US defense chief blasts Marines' purported action

Published Jan 12, 2012 04:08pm

US Defence Secretary Leon Panetta. - File Photo.

WASHINGTON: Defense Secretary Leon Panetta on Thursday condemned as ''utterly deplorable'' a video that purports to depict four US Marines urinating on the corpses of Taliban fighters. He said such behavior is ''entirely inappropriate for members of the United States military'' and those responsible will be held accountable.

Panetta said he had ordered the Marine Corps and Marine Gen. John Allen, the top commander of the Nato-led forces in Afghanistan, to fully investigate.

The Marine Corps said Wednesday it would investigate the YouTube video but had not yet verified its origin or authenticity. The case has been referred to the Naval Criminal Investigative Service, the Navy's worldwide law enforcement arm.

The video, posted on the Internet, shows men in Marine combat gear, standing in a semi-circle over three bodies. It is not clear whether the dead were Taliban or civilians or someone else. The title on the posting called them Taliban insurgents but it was unclear who added that title, Marine Corps officials in Washington said.

The reaction from Afghanistan was angry. Afghan President Hamid Karzai condemned the video as ''completely inhumane.''

The Afghan Defense Ministry called it ''shocking.'' And the Taliban issued a statement accusing US forces of committing numerous ''indignities'' against the Afghan people.

''First they killed the Afghans with mortars, and they then urinated on their bodies,'' Taliban spokesman Zabiullah Mujahid said. ''We strongly condemn this inhumane action by the wild American soldiers.''

Panetta said the actions, if true, were inexcusable.

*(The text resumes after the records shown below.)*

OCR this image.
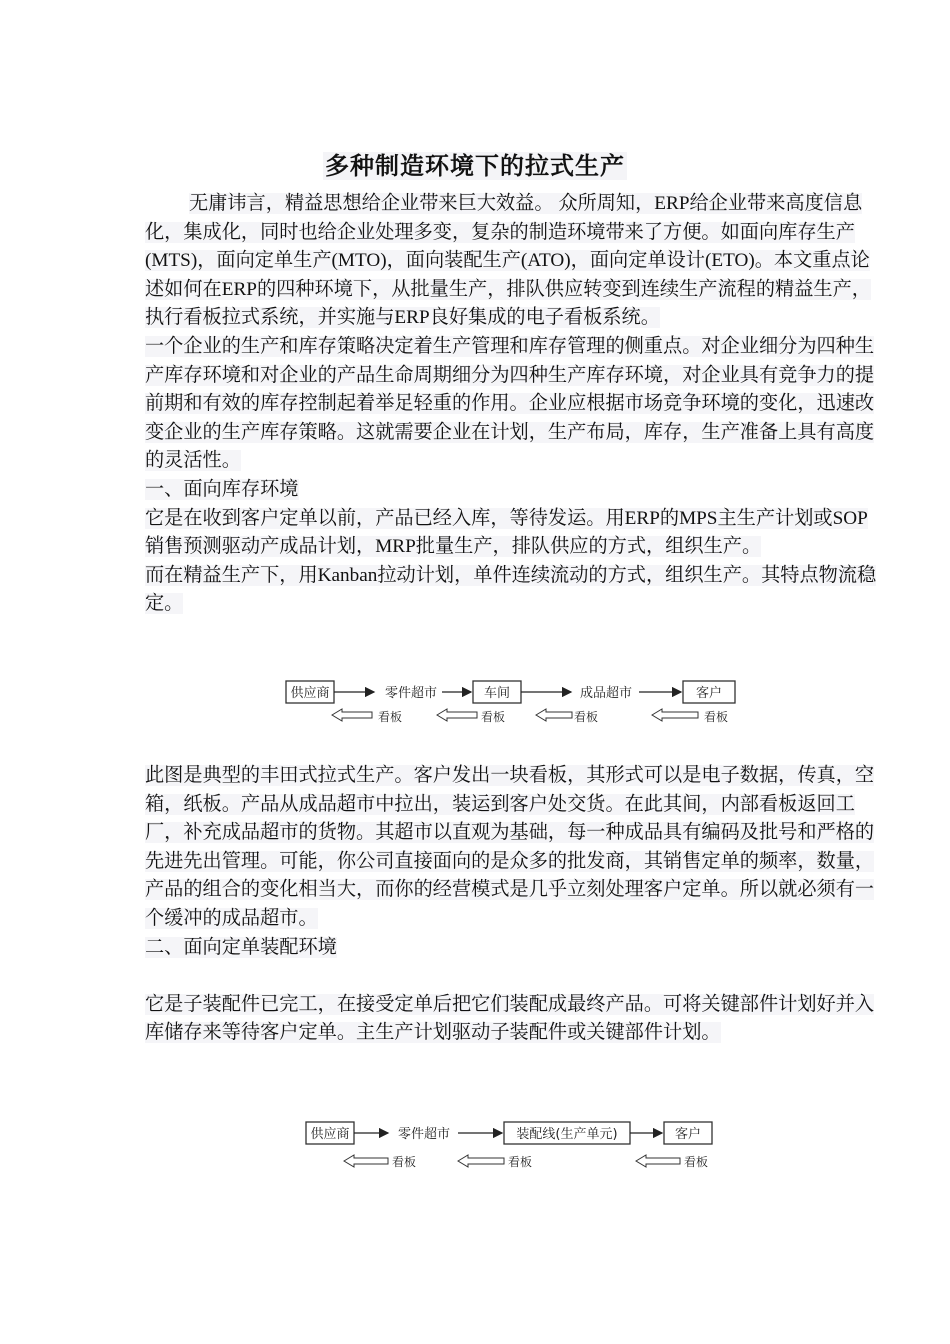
多种制造环境下的拉式生产

无庸讳言，精益思想给企业带来巨大效益。 众所周知，ERP给企业带来高度信息化，集成化，同时也给企业处理多变，复杂的制造环境带来了方便。如面向库存生产(MTS)，面向定单生产(MTO)，面向装配生产(ATO)，面向定单设计(ETO)。本文重点论述如何在ERP的四种环境下，从批量生产，排队供应转变到连续生产流程的精益生产，执行看板拉式系统，并实施与ERP良好集成的电子看板系统。

一个企业的生产和库存策略决定着生产管理和库存管理的侧重点。对企业细分为四种生产库存环境和对企业的产品生命周期细分为四种生产库存环境，对企业具有竞争力的提前期和有效的库存控制起着举足轻重的作用。企业应根据市场竞争环境的变化，迅速改变企业的生产库存策略。这就需要企业在计划，生产布局，库存，生产准备上具有高度的灵活性。

一、面向库存环境

它是在收到客户定单以前，产品已经入库，等待发运。用ERP的MPS主生产计划或SOP销售预测驱动产成品计划，MRP批量生产，排队供应的方式，组织生产。

而在精益生产下，用Kanban拉动计划，单件连续流动的方式，组织生产。其特点物流稳定。

供应商	零件超市	车间	成品超市	客户
看板	看板	看板	看板

此图是典型的丰田式拉式生产。客户发出一块看板，其形式可以是电子数据，传真，空箱，纸板。产品从成品超市中拉出，装运到客户处交货。在此其间，内部看板返回工厂，补充成品超市的货物。其超市以直观为基础，每一种成品具有编码及批号和严格的先进先出管理。可能，你公司直接面向的是众多的批发商，其销售定单的频率，数量，产品的组合的变化相当大，而你的经营模式是几乎立刻处理客户定单。所以就必须有一个缓冲的成品超市。

二、面向定单装配环境

它是子装配件已完工，在接受定单后把它们装配成最终产品。可将关键部件计划好并入库储存来等待客户定单。主生产计划驱动子装配件或关键部件计划。

供应商	零件超市	装配线(生产单元)	客户
看板	看板	看板
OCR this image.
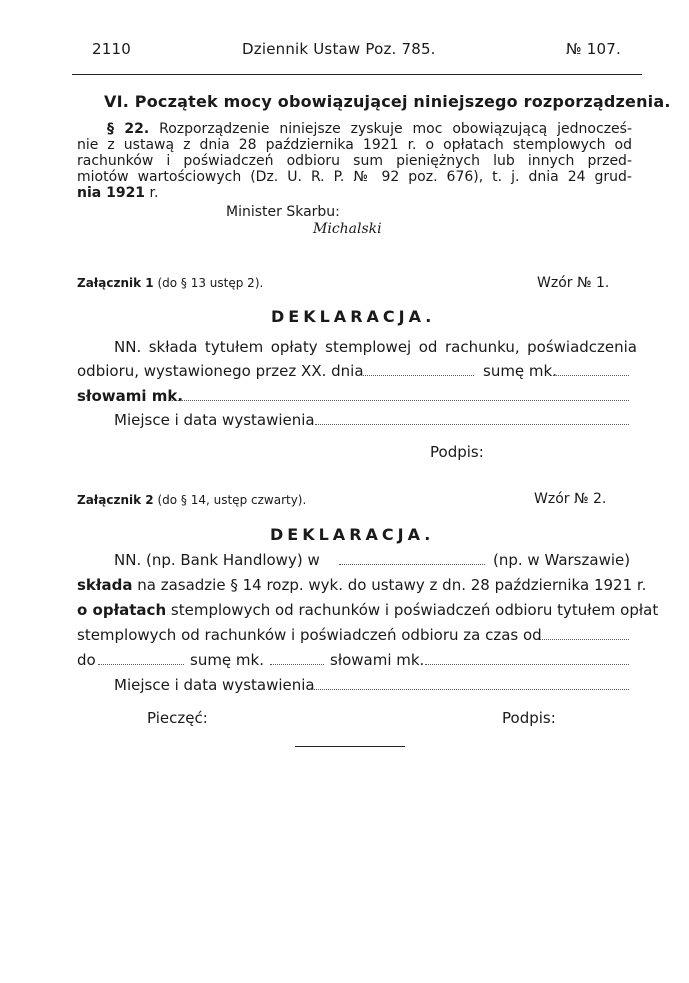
2110	Dziennik Ustaw Poz. 785.	№ 107.
VI. Początek mocy obowiązującej niniejszego rozporządzenia.
§ 22. Rozporządzenie niniejsze zyskuje moc obowiązującą jednocześ-
nie z ustawą z dnia 28 października 1921 r. o opłatach stemplowych od
rachunków i poświadczeń odbioru sum pieniężnych lub innych przed-
miotów wartościowych (Dz. U. R. P. № 92 poz. 676), t. j. dnia 24 grud-
nia 1921 r.
Minister Skarbu:
Michalski
Załącznik 1 (do § 13 ustęp 2).	Wzór № 1.
DEKLARACJA.
NN. składa tytułem opłaty stemplowej od rachunku, poświadczenia
odbioru, wystawionego przez XX. dnia	sumę mk.
słowami mk.
Miejsce i data wystawienia
Podpis:
Załącznik 2 (do § 14, ustęp czwarty).	Wzór № 2.
DEKLARACJA.
NN. (np. Bank Handlowy) w	(np. w Warszawie)
składa na zasadzie § 14 rozp. wyk. do ustawy z dn. 28 października 1921 r.
o opłatach stemplowych od rachunków i poświadczeń odbioru tytułem opłat
stemplowych od rachunków i poświadczeń odbioru za czas od
do	sumę mk.	słowami mk.
Miejsce i data wystawienia
Pieczęć:	Podpis:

''I have seen the footage, and I find the behavior depicted in it utterly deplorable. I condemn it in the strongest possible terms,'' Panetta's statement said. ''Those found to have engaged in such conduct will be held accountable to the fullest extent.''

The video came to light at a delicate time in relations among the United States, Afghanistan's elected government and the Taliban insurgency fighting for both territorial control and cultural and religious preeminence in Afghanistan.

The US is trying to foster peace talks between the Karzai government and the Pakistan-based Taliban high command, and has made unprecedented offers to build trust with the insurgents, including the planned opening of a Taliban political office to oversee talks.